SAVANNAH, GA (WTOC) -The emergency call on March 10 got the heartbeats of one Coast Guard crew moving even faster than usual. They were dispatched to rescue two Marines that were forced to eject from an F-18 over the Atlantic Ocean.
"Especially when you hear,' F-18, on fire, hadn't contacted the water yet.' It heightens, it elevates, everything," described aviation survival technician Chris Wheeler, a Coast Guard diver.
"Lots of us went through flight school. Lots of us worked closely with these kinds of guys," added Lt. Jeff Jacobs, the crew's pilot.
The jet went down off the South Carolina coast. That day, the four man team from Savannah was working one of their regular shifts in Charleston.
"We were out in minimal time. It worked out for them because it we'd had to come from Savannah, it would have been an hour or so," Jacobs noted.
"As far as the rescue, it was pretty textbook, pretty straight forward. Take off, go to a point we already knew and look for someone we know is there," added Lt. j.g. Alex Drake, the co-pilot. "We knew this wouldn't be a wild goose chase."
The crew continued to receive information on the plane from Beaufort and tracking transmitters each jet pilot wore.
"They were waving their arms, definitely," Wheeler recalled. "One of the guys when I got into the water, left his raft and started swimming toward me."
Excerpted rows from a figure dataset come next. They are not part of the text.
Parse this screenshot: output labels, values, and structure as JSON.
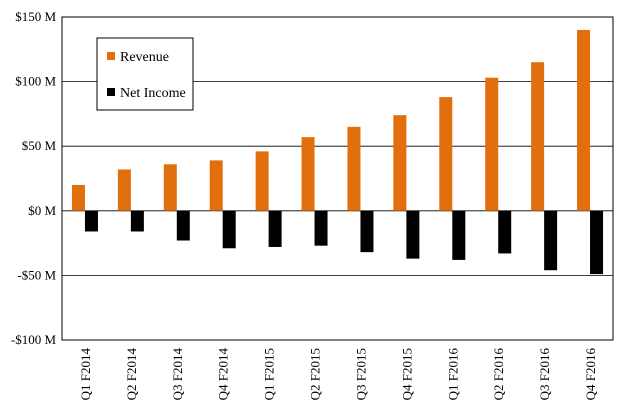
{
  "chart_data": {
    "type": "bar",
    "categories": [
      "Q1 F2014",
      "Q2 F2014",
      "Q3 F2014",
      "Q4 F2014",
      "Q1 F2015",
      "Q2 F2015",
      "Q3 F2015",
      "Q4 F2015",
      "Q1 F2016",
      "Q2 F2016",
      "Q3 F2016",
      "Q4 F2016"
    ],
    "series": [
      {
        "name": "Revenue",
        "color": "#e26f0d",
        "values": [
          20,
          32,
          36,
          39,
          46,
          57,
          65,
          74,
          88,
          103,
          115,
          140
        ]
      },
      {
        "name": "Net Income",
        "color": "#000000",
        "values": [
          -16,
          -16,
          -23,
          -29,
          -28,
          -27,
          -32,
          -37,
          -38,
          -33,
          -46,
          -49
        ]
      }
    ],
    "y_ticks": [
      {
        "value": 150,
        "label": "$150 M"
      },
      {
        "value": 100,
        "label": "$100 M"
      },
      {
        "value": 50,
        "label": "$50 M"
      },
      {
        "value": 0,
        "label": "$0 M"
      },
      {
        "value": -50,
        "label": "-$50 M"
      },
      {
        "value": -100,
        "label": "-$100 M"
      }
    ],
    "ylim": [
      -100,
      150
    ],
    "grid": true,
    "legend": "top-left",
    "title": "",
    "xlabel": "",
    "ylabel": ""
  }
}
"Everybody talks about these because they're memorable. And being my first hoisting, live hoist, we call them, was pretty exciting," added flight mechanic technician Drew Witruke.
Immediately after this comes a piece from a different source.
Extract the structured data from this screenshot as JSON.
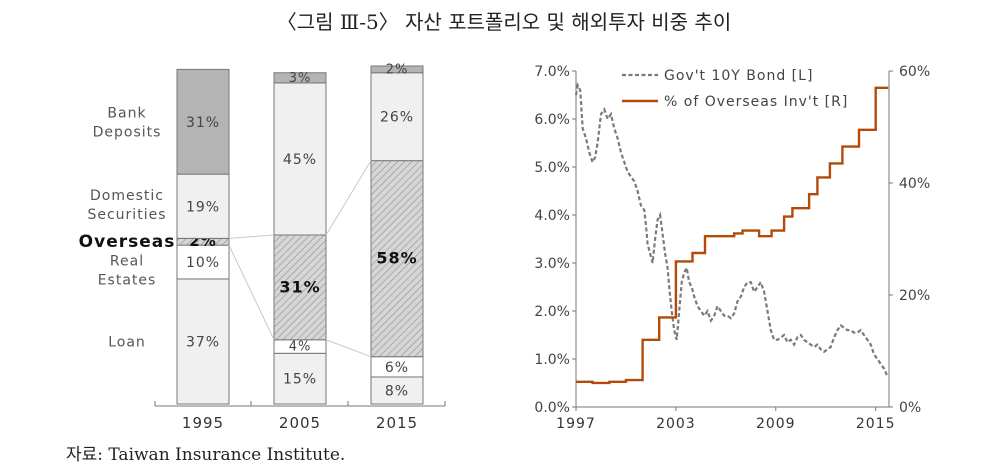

The next morning, they flew right back to the same spot and found the black box recorder that would help show why the jet crashed.
"It was just awesome being there for somebody like that. Saving 2 lives is a nice thing to do," Witruke said.
"Just another day at the office," Jacobs said with a sly smile.
For their willingness to risk their lives, this time and others, they earn a WTOC Military Salute.